By Kimberly Zapata
It is strange how silent and still my house becomes at nap time. The blinds are closed, the lights are low, and the only sounds I hear are the purring of my air conditioner, the buzzing of my fridge, and a quiet — yet consistent — drip, drip, drip.
(Damn. Maybe one day we’ll fix our kitchen sink.)
But don’t let the stillness fool you: Less than an hour ago, my house was in chaos. Less than 30 minutes ago, toys covered every surface, and tears soaked our living room carpet. Because 15 minutes ago, my daughter had a meltdown. Six-hundred seconds ago, my daughter had the “tantrum to end all tantrums.”
Why? Because I said the one word she cannot stand; the one word she hates the most. I said no.
I don’t recall what I said no to exactly, I just know the very sound of that word triggered anger and rage; and before long she was face down on the floor screaming.
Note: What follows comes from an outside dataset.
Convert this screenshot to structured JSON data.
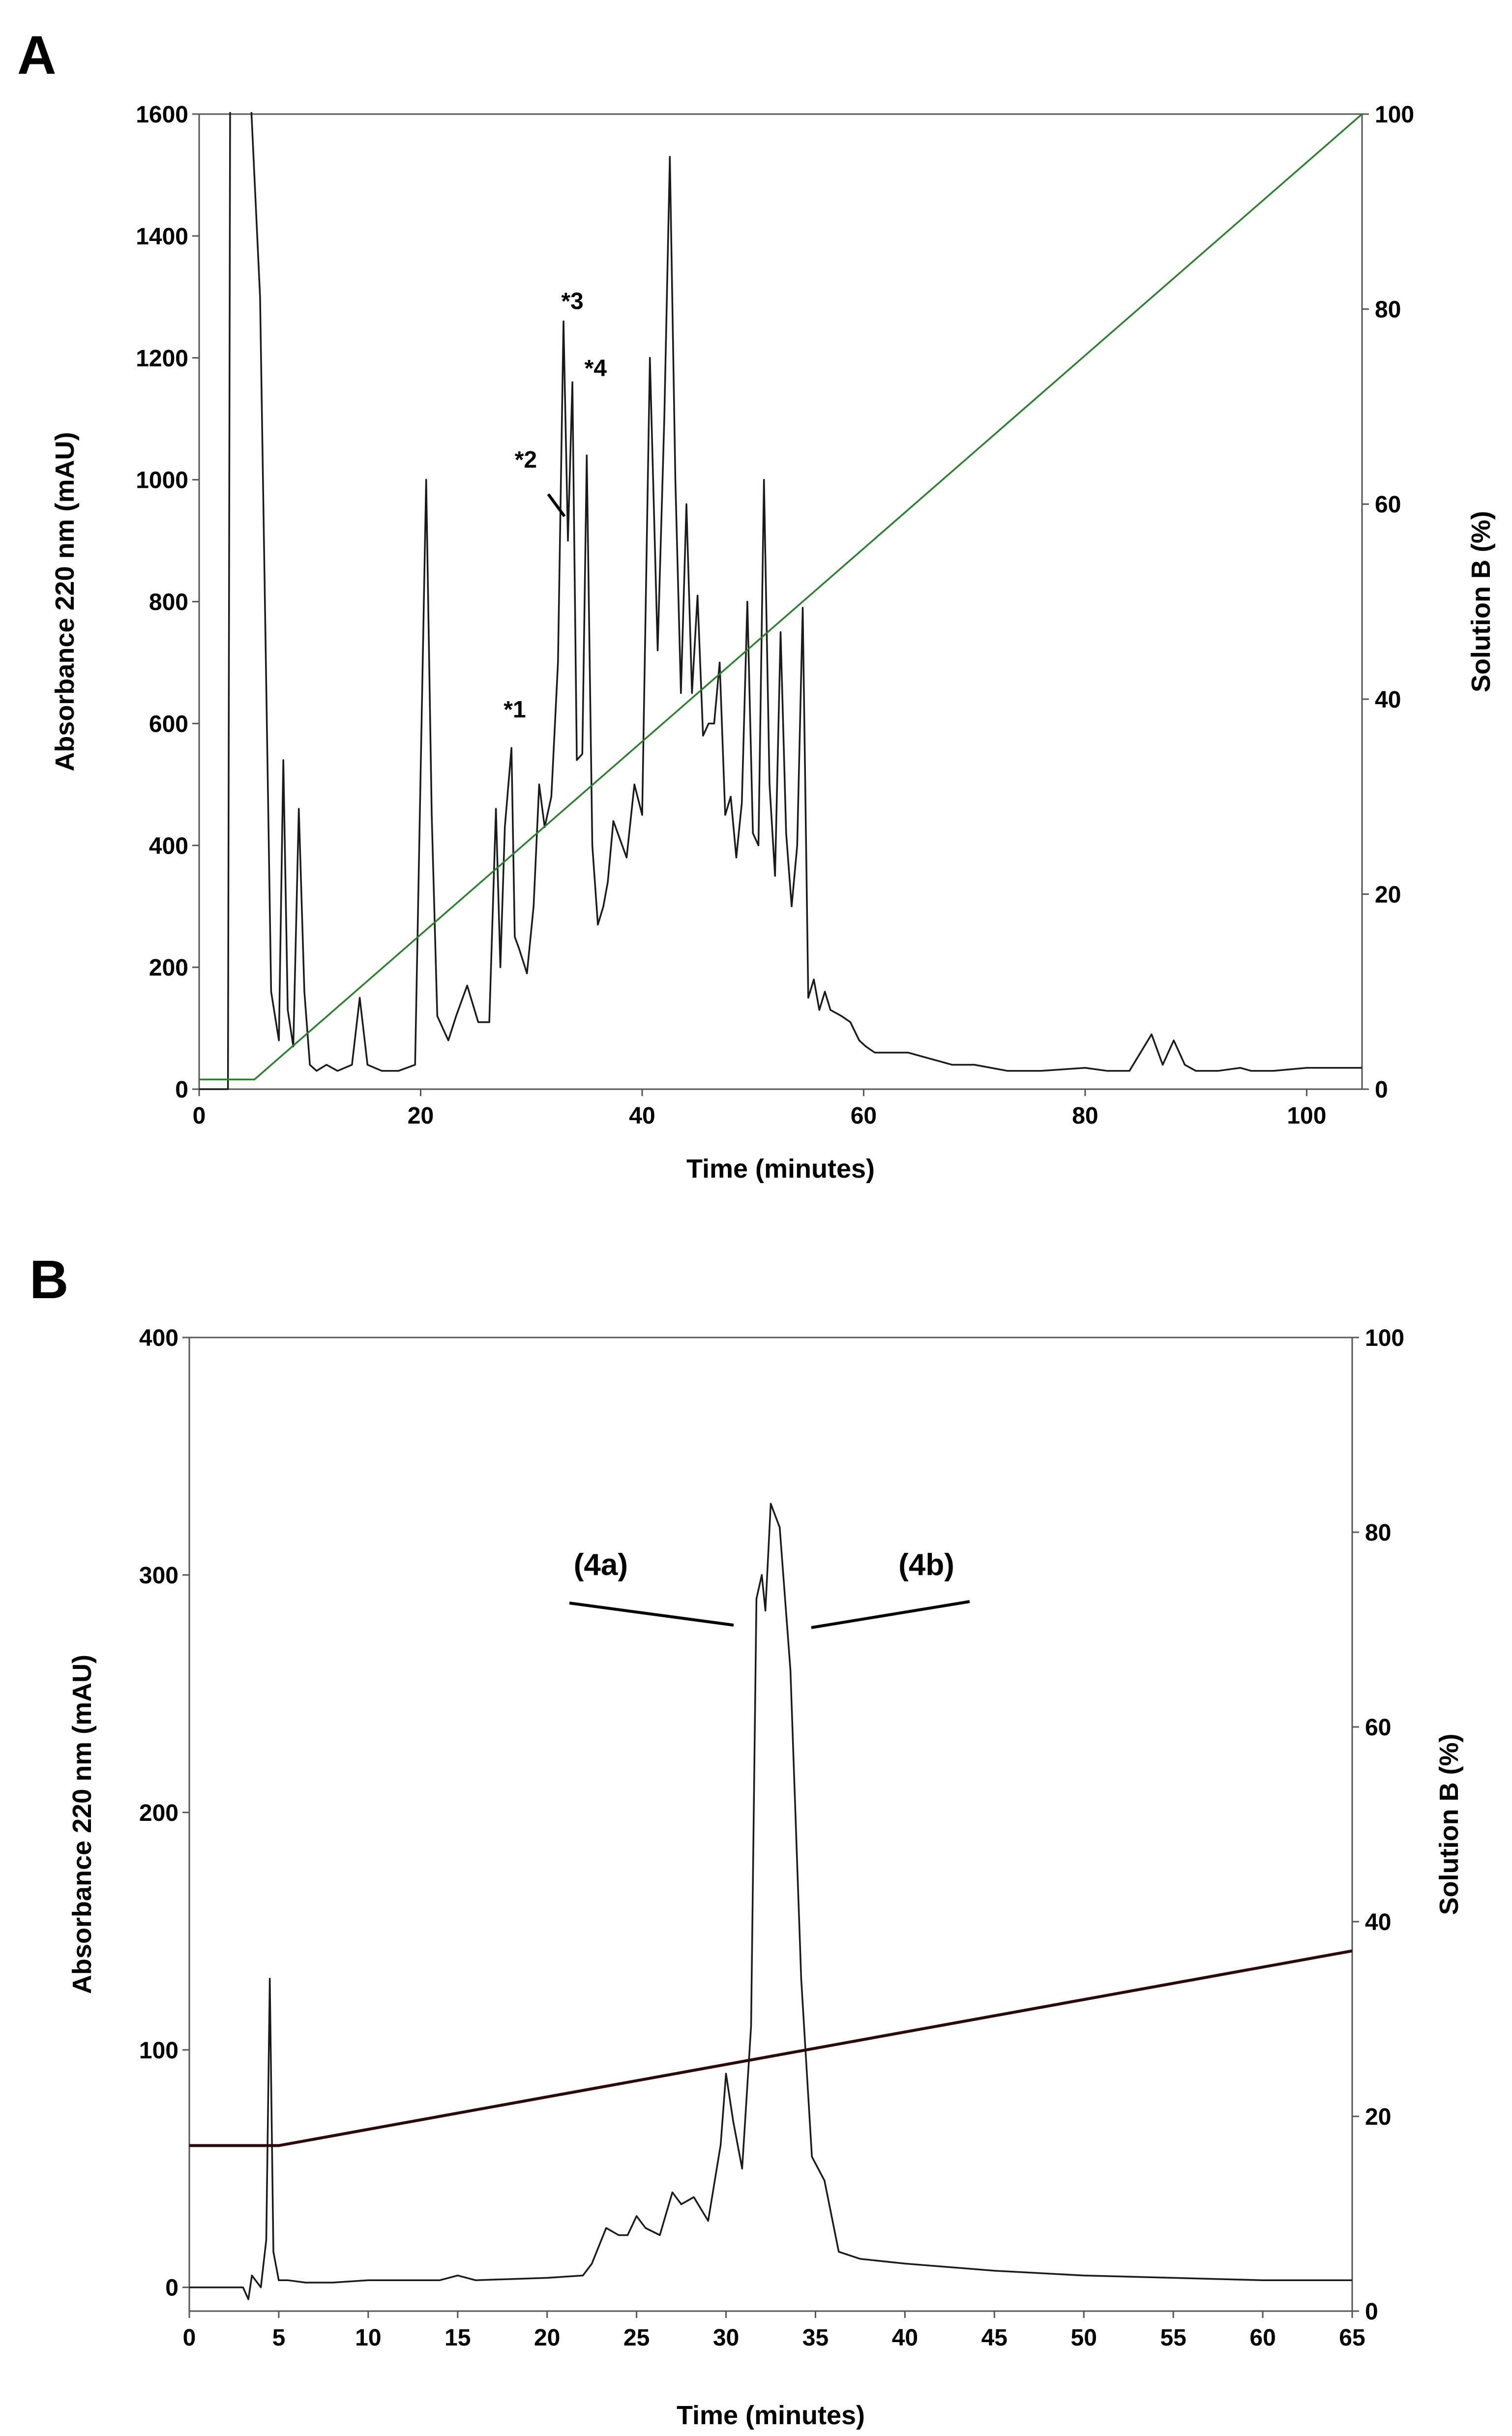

Before long, she was kicking, flailing, and crying.
And while I wanted to join her — we had been up since 5:00 AM and nothing will try your patience quite like sleep deprivation and a toddler tantrum —I stopped and inhaled deeply. I paused and held the air in my lungs until it ached, until my entire chest burned, and then I exhaled before say — thoughtfully and carefully — “I don’t understand you when you scream like that.” I turned and walked away, and then added, “When you want to talk, I’ll be right here.”